While I ponder the snow from the Park City Library, I am reminded that I should be working on several of the online content writing gigs I have taken in an effort to rebuild a sustainable income for myself. While I was on the road, I got sick of being broke. I became profoundly lonely for familiar places. I began to crave consistency in my day-to-day life. I would be lying if I did not confess the despair I sometimes feel when I realise just how out of control I let my personal life get. My student loans did not pay themselves. My resume can not magically produce an explanation for the hole in my work history. I still do not have enough money in my bank account to pay a first month’s rent and deposit to secure my own place to live.

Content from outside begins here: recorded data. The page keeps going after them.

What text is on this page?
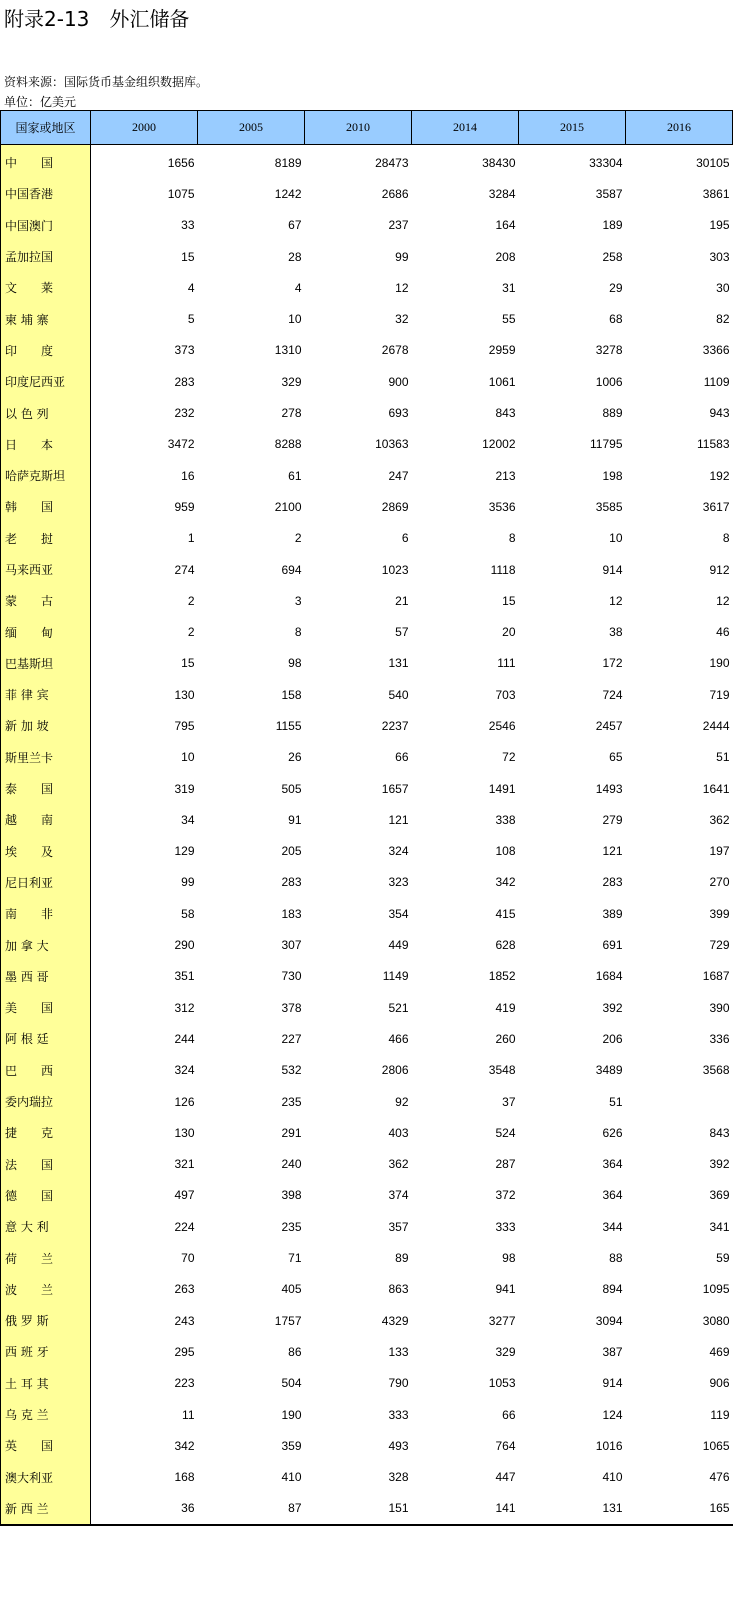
附录2-13　外汇储备
资料来源：国际货币基金组织数据库。
单位：亿美元
国家或地区	2000	2005	2010	2014	2015	2016
中　　国	1656	8189	28473	38430	33304	30105
中国香港	1075	1242	2686	3284	3587	3861
中国澳门	33	67	237	164	189	195
孟加拉国	15	28	99	208	258	303
文　　莱	4	4	12	31	29	30
柬 埔 寨	5	10	32	55	68	82
印　　度	373	1310	2678	2959	3278	3366
印度尼西亚	283	329	900	1061	1006	1109
以 色 列	232	278	693	843	889	943
日　　本	3472	8288	10363	12002	11795	11583
哈萨克斯坦	16	61	247	213	198	192
韩　　国	959	2100	2869	3536	3585	3617
老　　挝	1	2	6	8	10	8
马来西亚	274	694	1023	1118	914	912
蒙　　古	2	3	21	15	12	12
缅　　甸	2	8	57	20	38	46
巴基斯坦	15	98	131	111	172	190
菲 律 宾	130	158	540	703	724	719
新 加 坡	795	1155	2237	2546	2457	2444
斯里兰卡	10	26	66	72	65	51
泰　　国	319	505	1657	1491	1493	1641
越　　南	34	91	121	338	279	362
埃　　及	129	205	324	108	121	197
尼日利亚	99	283	323	342	283	270
南　　非	58	183	354	415	389	399
加 拿 大	290	307	449	628	691	729
墨 西 哥	351	730	1149	1852	1684	1687
美　　国	312	378	521	419	392	390
阿 根 廷	244	227	466	260	206	336
巴　　西	324	532	2806	3548	3489	3568
委内瑞拉	126	235	92	37	51	
捷　　克	130	291	403	524	626	843
法　　国	321	240	362	287	364	392
德　　国	497	398	374	372	364	369
意 大 利	224	235	357	333	344	341
荷　　兰	70	71	89	98	88	59
波　　兰	263	405	863	941	894	1095
俄 罗 斯	243	1757	4329	3277	3094	3080
西 班 牙	295	86	133	329	387	469
土 耳 其	223	504	790	1053	914	906
乌 克 兰	11	190	333	66	124	119
英　　国	342	359	493	764	1016	1065
澳大利亚	168	410	328	447	410	476
新 西 兰	36	87	151	141	131	165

Looking at my situation, the darkness begins to creep back in. I feel a deep sense of guilt wondering if I’ve sold out the environmental movement in order to build a community for myself. What right do I have to slow down right now? How can I look the Unist’ot’en Clan or Kanaka Maoli in the eye while their homes are under attack and I’m writing content for personal injury lawyers? Seeing the beauty of the snow on Park City’s peaks, knowing Utah may soon be too hot for snow to exist, why am I not running back to the front lines?

When these thoughts begin to spiral, I know I am in danger. I begin to hear that old whispering suggesting a way out. I remember that there is a route to numb this confusion. It would not take too much of an effort to make it all fade away.

There the snow is again, though, and I know I will never try to kill myself again. I see the dark, heavy clouds weighing on the mountains’ shoulders. The chill in the air is a comfort because it brings the promise of water. As the powder spreads down the mountainsides, I know for another season, at least, there will be snowmelt, the streams will swell, and life will flourish across the land.

The snow in Park City brings a lesson. The snow is the future. Where there is snow, there is water and where there is water, there is life. Despair is the inability to see a liveable future. Those who are destroying the planet are also destroying our future. When they clear-cut a forest, they clear-cut the future for those living in the forest. When they dam a river, they dam that river’s future. When they burn their fossil fuels and boil the Earth’s temperatures so that the snow in Park City disappears, they’re burning and boiling Park City’s future.

I cannot help the snow if I am dead. The snow is too beautiful, the joy I feel seeing the snow is too strong, and the first stirrings of a feeling of belonging in Park City are too compelling for me to ever give in like that again.